Acceleration functions detail how the velocity of a particle changes over time, offering insights into speeding up or slowing down motions. To determine the acceleration function \( \mathbf{a}(t) \), differentiate the velocity function \( \mathbf{v}(t) \) with respect to time.
Given the velocity function \( \mathbf{v}(t) = \langle 2t, \frac{1}{t}, \pi \cos(\pi t) \rangle \):

• The differentiation of \( 2t \) results in \( 2 \), representing constant acceleration along the x-axis.
• Differentiating \( \frac{1}{t} \) leads to \( -\frac{1}{t^2} \), showing how the y-coordinate’s rate of change decreases over time.
• Using the chain rule on \( \pi \cos(\pi t) \), we obtain \( -\pi^2 \sin(\pi t) \), indicating oscillatory acceleration along the z-axis.

Thus, the acceleration function is \( \mathbf{a}(t) = \langle 2, -\frac{1}{t^2}, -\pi^2 \sin(\pi t) \rangle \).
Evaluating this at \( t = 1 \) gives the acceleration \( \langle 2, -1, 0 \rangle \), reflecting the specific changes in velocity at that moment.

Speed is a scalar quantity that provides the magnitude of velocity without regard to direction. To find the speed of a particle, calculate the magnitude of its velocity vector \( \mathbf{v}(t) \).
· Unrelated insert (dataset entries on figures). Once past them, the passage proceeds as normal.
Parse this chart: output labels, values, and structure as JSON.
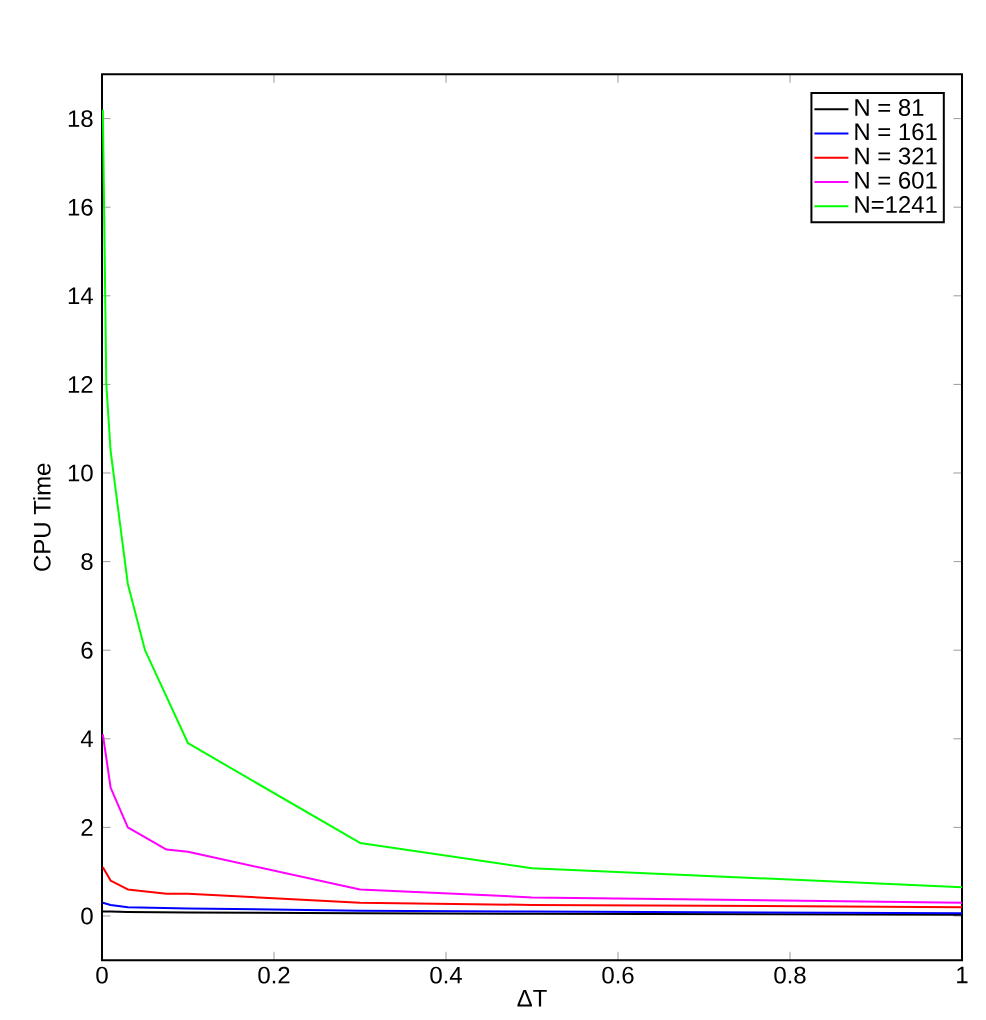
{
  "chart_data": {
    "type": "line",
    "xlabel": "ΔT",
    "ylabel": "CPU Time",
    "xlim": [
      0,
      1
    ],
    "ylim": [
      -1,
      19
    ],
    "xticks": [
      0,
      0.2,
      0.4,
      0.6,
      0.8,
      1
    ],
    "yticks": [
      0,
      2,
      4,
      6,
      8,
      10,
      12,
      14,
      16,
      18
    ],
    "legend": "top right",
    "grid": false,
    "series": [
      {
        "name": "N = 81",
        "color": "#000000",
        "x": [
          0.001,
          0.01,
          0.03,
          0.1,
          0.3,
          0.5,
          1
        ],
        "values": [
          0.1,
          0.1,
          0.09,
          0.08,
          0.06,
          0.05,
          0.03
        ]
      },
      {
        "name": "N = 161",
        "color": "#0000ff",
        "x": [
          0.001,
          0.01,
          0.03,
          0.1,
          0.3,
          0.5,
          1
        ],
        "values": [
          0.3,
          0.25,
          0.2,
          0.17,
          0.12,
          0.1,
          0.06
        ]
      },
      {
        "name": "N = 321",
        "color": "#ff0000",
        "x": [
          0.001,
          0.01,
          0.03,
          0.075,
          0.1,
          0.3,
          0.5,
          1
        ],
        "values": [
          1.1,
          0.8,
          0.6,
          0.5,
          0.5,
          0.3,
          0.25,
          0.2
        ]
      },
      {
        "name": "N = 601",
        "color": "#ff00ff",
        "x": [
          0.001,
          0.01,
          0.03,
          0.075,
          0.1,
          0.3,
          0.5,
          1
        ],
        "values": [
          4.1,
          2.9,
          2.0,
          1.5,
          1.45,
          0.6,
          0.42,
          0.3
        ]
      },
      {
        "name": "N=1241",
        "color": "#00ff00",
        "x": [
          0.001,
          0.005,
          0.01,
          0.03,
          0.05,
          0.1,
          0.3,
          0.5,
          1
        ],
        "values": [
          18.2,
          12.0,
          10.5,
          7.5,
          6.0,
          3.9,
          1.65,
          1.08,
          0.65
        ]
      }
    ]
  }
}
This involves taking the square root of the sum of the squares of its components.
For the velocity function \( \mathbf{v}(t) = \langle 2t, \frac{1}{t}, \pi \cos(\pi t) \rangle \), the speed is:

• \( \text{Speed} = \sqrt{(2t)^2 + \left(\frac{1}{t}\right)^2 + (\pi \cos(\pi t))^2} \)
• Simplifying yields \( \text{Speed} = \sqrt{4t^2 + \frac{1}{t^2} + \pi^2 \cos^2(\pi t)} \).

At \( t = 1 \), the speed computes to \( \sqrt{4 + 1 + \pi^2} \).
This tells us how fast the particle is moving in space, irrespective of its direction.